La délibération de la Commission de Régulation de l'Energie (CRE) du 11 juin 2009 a précisé les règles minimum d'élaboration des procédures de traitement de raccordement au réseau public de distribution d'électricité, ainsi que le suivi de leur mise en oeuvre, obligation à la charge de ERDF et qui a pour objet l'exploitation et l'entretien du réseau public de distribution d'électricité. L'annexe 1 de ce document précise que la proposition technique et financière (PTF) établie par ERDF présente les résultats de l'étude de raccordement et la solution technique envisagée pour répondre à la demande de raccordement et qu'elle doit être traitée par ERDF dans un délai ne devant pas excéder trois mois.

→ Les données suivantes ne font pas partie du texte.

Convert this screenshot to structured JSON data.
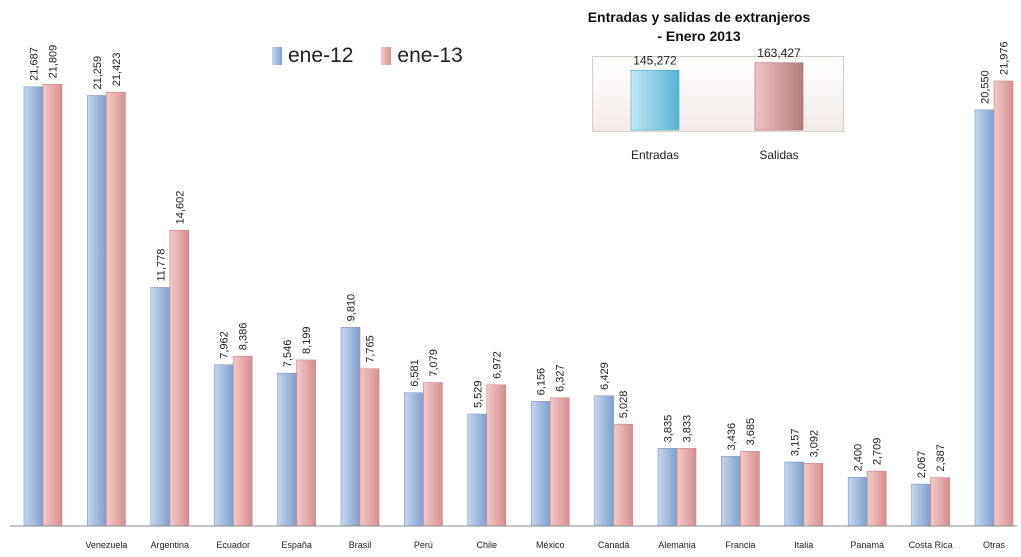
{
  "legend": {
    "series1": "ene-12",
    "series2": "ene-13"
  },
  "colors": {
    "series1_light": "#c6d6ee",
    "series1_dark": "#7f9fce",
    "series2_light": "#f4c9c9",
    "series2_dark": "#d58f8f",
    "entradas_light": "#bfe8f4",
    "entradas_dark": "#55b5d3",
    "salidas_light": "#f0c4c4",
    "salidas_dark": "#b57c7c"
  },
  "chart_data": [
    {
      "type": "bar",
      "categories": [
        "",
        "Venezuela",
        "Argentina",
        "Ecuador",
        "España",
        "Brasil",
        "Perú",
        "Chile",
        "México",
        "Canadá",
        "Alemania",
        "Francia",
        "Italia",
        "Panamá",
        "Costa Rica",
        "Otras"
      ],
      "series": [
        {
          "name": "ene-12",
          "values": [
            21687,
            21259,
            11778,
            7962,
            7546,
            9810,
            6581,
            5529,
            6156,
            6429,
            3835,
            3436,
            3157,
            2400,
            2067,
            20550
          ],
          "labels": [
            "21,687",
            "21,259",
            "11,778",
            "7,962",
            "7,546",
            "9,810",
            "6,581",
            "5,529",
            "6,156",
            "6,429",
            "3,835",
            "3,436",
            "3,157",
            "2,400",
            "2,067",
            "20,550"
          ]
        },
        {
          "name": "ene-13",
          "values": [
            21809,
            21423,
            14602,
            8386,
            8199,
            7765,
            7079,
            6972,
            6327,
            5028,
            3833,
            3685,
            3092,
            2709,
            2387,
            21976
          ],
          "labels": [
            "21,809",
            "21,423",
            "14,602",
            "8,386",
            "8,199",
            "7,765",
            "7,079",
            "6,972",
            "6,327",
            "5,028",
            "3,833",
            "3,685",
            "3,092",
            "2,709",
            "2,387",
            "21,976"
          ]
        }
      ],
      "ylim": [
        0,
        24000
      ],
      "legend_position": "top"
    },
    {
      "type": "bar",
      "title": "Entradas y salidas de extranjeros - Enero 2013",
      "categories": [
        "Entradas",
        "Salidas"
      ],
      "values": [
        145272,
        163427
      ],
      "labels": [
        "145,272",
        "163,427"
      ],
      "ylim": [
        0,
        180000
      ]
    }
  ]
}
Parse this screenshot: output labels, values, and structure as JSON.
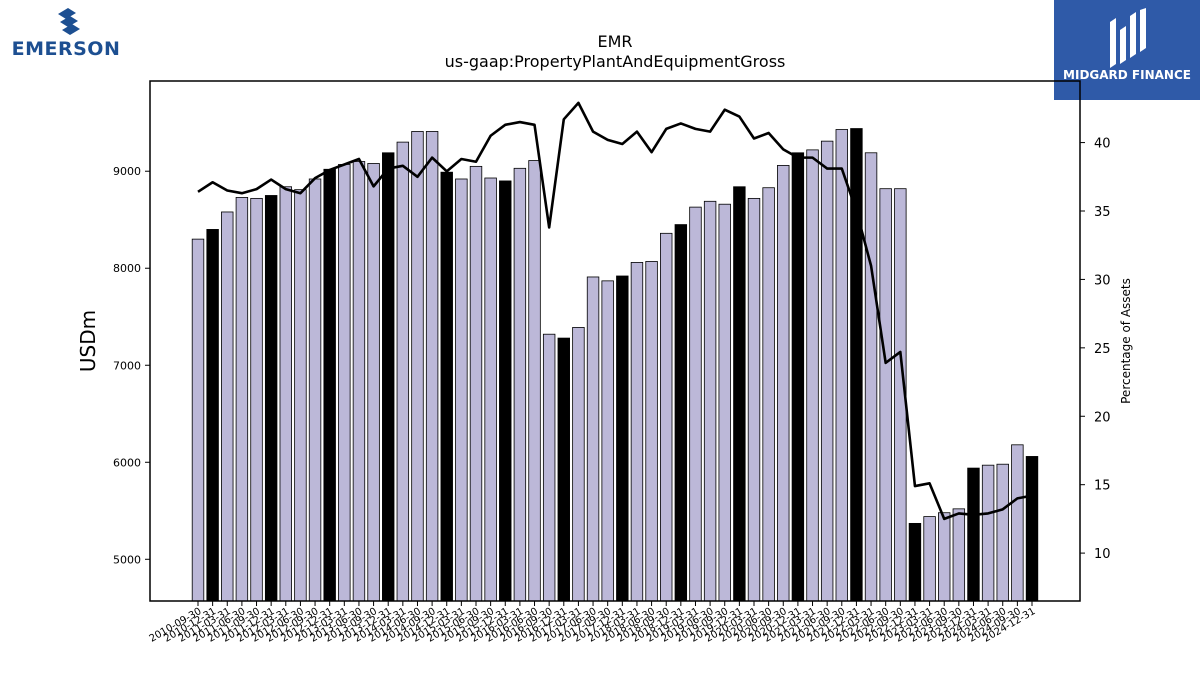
{
  "header": {
    "title": "EMR",
    "subtitle": "us-gaap:PropertyPlantAndEquipmentGross"
  },
  "logos": {
    "left_text": "EMERSON",
    "right_text": "MIDGARD FINANCE"
  },
  "colors": {
    "bar_default": "#bcb8d8",
    "bar_highlight": "#000000",
    "line": "#000000",
    "logo_blue": "#1d4f91",
    "midgard_bg": "#2f5aa8"
  },
  "chart_data": {
    "type": "bar",
    "title": "EMR",
    "subtitle": "us-gaap:PropertyPlantAndEquipmentGross",
    "ylabel": "USDm",
    "y2label": "Percentage of Assets",
    "ylim": [
      4570,
      9930
    ],
    "y2lim": [
      6.5,
      44.5
    ],
    "yticks": [
      5000,
      6000,
      7000,
      8000,
      9000
    ],
    "y2ticks": [
      10,
      15,
      20,
      25,
      30,
      35,
      40
    ],
    "categories": [
      "2010-09-30",
      "2010-12-31",
      "2011-03-31",
      "2011-06-30",
      "2011-09-30",
      "2011-12-31",
      "2012-03-31",
      "2012-06-30",
      "2012-09-30",
      "2012-12-31",
      "2013-03-31",
      "2013-06-30",
      "2013-09-30",
      "2013-12-31",
      "2014-03-31",
      "2014-06-30",
      "2014-09-30",
      "2014-12-31",
      "2015-03-31",
      "2015-06-30",
      "2015-09-30",
      "2015-12-31",
      "2016-03-31",
      "2016-06-30",
      "2016-09-30",
      "2016-12-31",
      "2017-03-31",
      "2017-06-30",
      "2017-09-30",
      "2017-12-31",
      "2018-03-31",
      "2018-06-30",
      "2018-09-30",
      "2018-12-31",
      "2019-03-31",
      "2019-06-30",
      "2019-09-30",
      "2019-12-31",
      "2020-03-31",
      "2020-06-30",
      "2020-09-30",
      "2020-12-31",
      "2021-03-31",
      "2021-06-30",
      "2021-09-30",
      "2021-12-31",
      "2022-03-31",
      "2022-06-30",
      "2022-09-30",
      "2022-12-31",
      "2023-03-31",
      "2023-06-30",
      "2023-09-30",
      "2023-12-31",
      "2024-03-31",
      "2024-06-30",
      "2024-09-30",
      "2024-12-31"
    ],
    "visible_tick_labels": [
      "2010-09-30",
      "2010-12-31",
      "2011-03-31",
      "2011-06-30",
      "2011-09-30",
      "2011-12-31",
      "2012-03-31",
      "2012-06-30",
      "2012-09-30",
      "2012-12-31",
      "2013-03-31",
      "2013-06-30",
      "2013-09-30",
      "2013-12-31",
      "2014-03-31",
      "2014-06-30",
      "2014-09-30",
      "2014-12-31",
      "2015-03-31",
      "2015-06-30",
      "2015-09-30",
      "2015-12-31",
      "2016-03-31",
      "2016-06-30",
      "2016-09-30",
      "2016-12-31",
      "2017-03-31",
      "2017-06-30",
      "2017-09-30",
      "2017-12-31",
      "2018-03-31",
      "2018-06-30",
      "2018-09-30",
      "2018-12-31",
      "2019-03-31",
      "2019-06-30",
      "2019-09-30",
      "2019-12-31",
      "2020-03-31",
      "2020-06-30",
      "2020-09-30",
      "2020-12-31",
      "2021-03-31",
      "2021-06-30",
      "2021-09-30",
      "2021-12-31",
      "2022-03-31",
      "2022-06-30",
      "2022-09-30",
      "2022-12-31",
      "2023-03-31",
      "2023-06-30",
      "2023-09-30",
      "2023-12-31",
      "2024-03-31",
      "2024-06-30",
      "2024-09-30",
      "2024-12-31"
    ],
    "series": [
      {
        "name": "PropertyPlantAndEquipmentGross",
        "type": "bar",
        "values": [
          8300,
          8400,
          8580,
          8730,
          8720,
          8750,
          8840,
          8810,
          8920,
          9020,
          9070,
          9100,
          9080,
          9190,
          9300,
          9410,
          9410,
          8990,
          8920,
          9050,
          8930,
          8900,
          9030,
          9110,
          7320,
          7280,
          7390,
          7910,
          7870,
          7920,
          8060,
          8070,
          8360,
          8450,
          8630,
          8690,
          8660,
          8840,
          8720,
          8830,
          9060,
          9190,
          9220,
          9310,
          9430,
          9440,
          9190,
          8820,
          8820,
          5370,
          5440,
          5480,
          5520,
          5940,
          5970,
          5980,
          6180,
          6060
        ],
        "highlight": [
          false,
          true,
          false,
          false,
          false,
          true,
          false,
          false,
          false,
          true,
          false,
          false,
          false,
          true,
          false,
          false,
          false,
          true,
          false,
          false,
          false,
          true,
          false,
          false,
          false,
          true,
          false,
          false,
          false,
          true,
          false,
          false,
          false,
          true,
          false,
          false,
          false,
          true,
          false,
          false,
          false,
          true,
          false,
          false,
          false,
          true,
          false,
          false,
          false,
          true,
          false,
          false,
          false,
          true,
          false,
          false,
          false,
          true
        ]
      },
      {
        "name": "Percentage of Assets",
        "type": "line",
        "axis": "right",
        "values": [
          36.4,
          37.1,
          36.5,
          36.3,
          36.6,
          37.3,
          36.6,
          36.3,
          37.4,
          38.0,
          38.4,
          38.8,
          36.8,
          38.1,
          38.3,
          37.5,
          38.9,
          37.9,
          38.8,
          38.6,
          40.5,
          41.3,
          41.5,
          41.3,
          33.8,
          41.7,
          42.9,
          40.8,
          40.2,
          39.9,
          40.8,
          39.3,
          41.0,
          41.4,
          41.0,
          40.8,
          42.4,
          41.9,
          40.3,
          40.7,
          39.5,
          38.9,
          38.9,
          38.1,
          38.1,
          35.0,
          31.0,
          23.9,
          24.7,
          14.9,
          15.1,
          12.5,
          12.9,
          12.8,
          12.9,
          13.2,
          14.0,
          14.2
        ]
      }
    ],
    "grid": false,
    "legend": "none"
  }
}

Le 29 juillet 2010 une mission d'information a préconisé une nouvelle baisse immédiate des tarifs.

Par un communiqué de presse en date du 23 août 2010 du ministère de l'écologie, l'ensemble des professionnels des énergies renouvelables a été informé de ce que la baisse de 12 % des tarifs de rachat de l'électricité produite par les professionnels et les grosses installations décidée en janvier 2010 s'inscrivait dans le cadre d'une évolution tarifaire et n'était que

la première étape d'une adaptation nécessaire du système de régulation des tarifs de rachat qui serait préparée à l'automne en concertation avec l'ensemble des acteurs de ce secteur.

Un arrêté a été pris le 31 août 2010.

A compter de novembre 2010 toute la filière photovoltaïque, notamment par les indications du 1er décembre 2010 du blog TECSOL, était informée de l'imminence d'un décret conforme à la loi du 10 février 2000 , ayant pour effet de mettre en place un moratoire.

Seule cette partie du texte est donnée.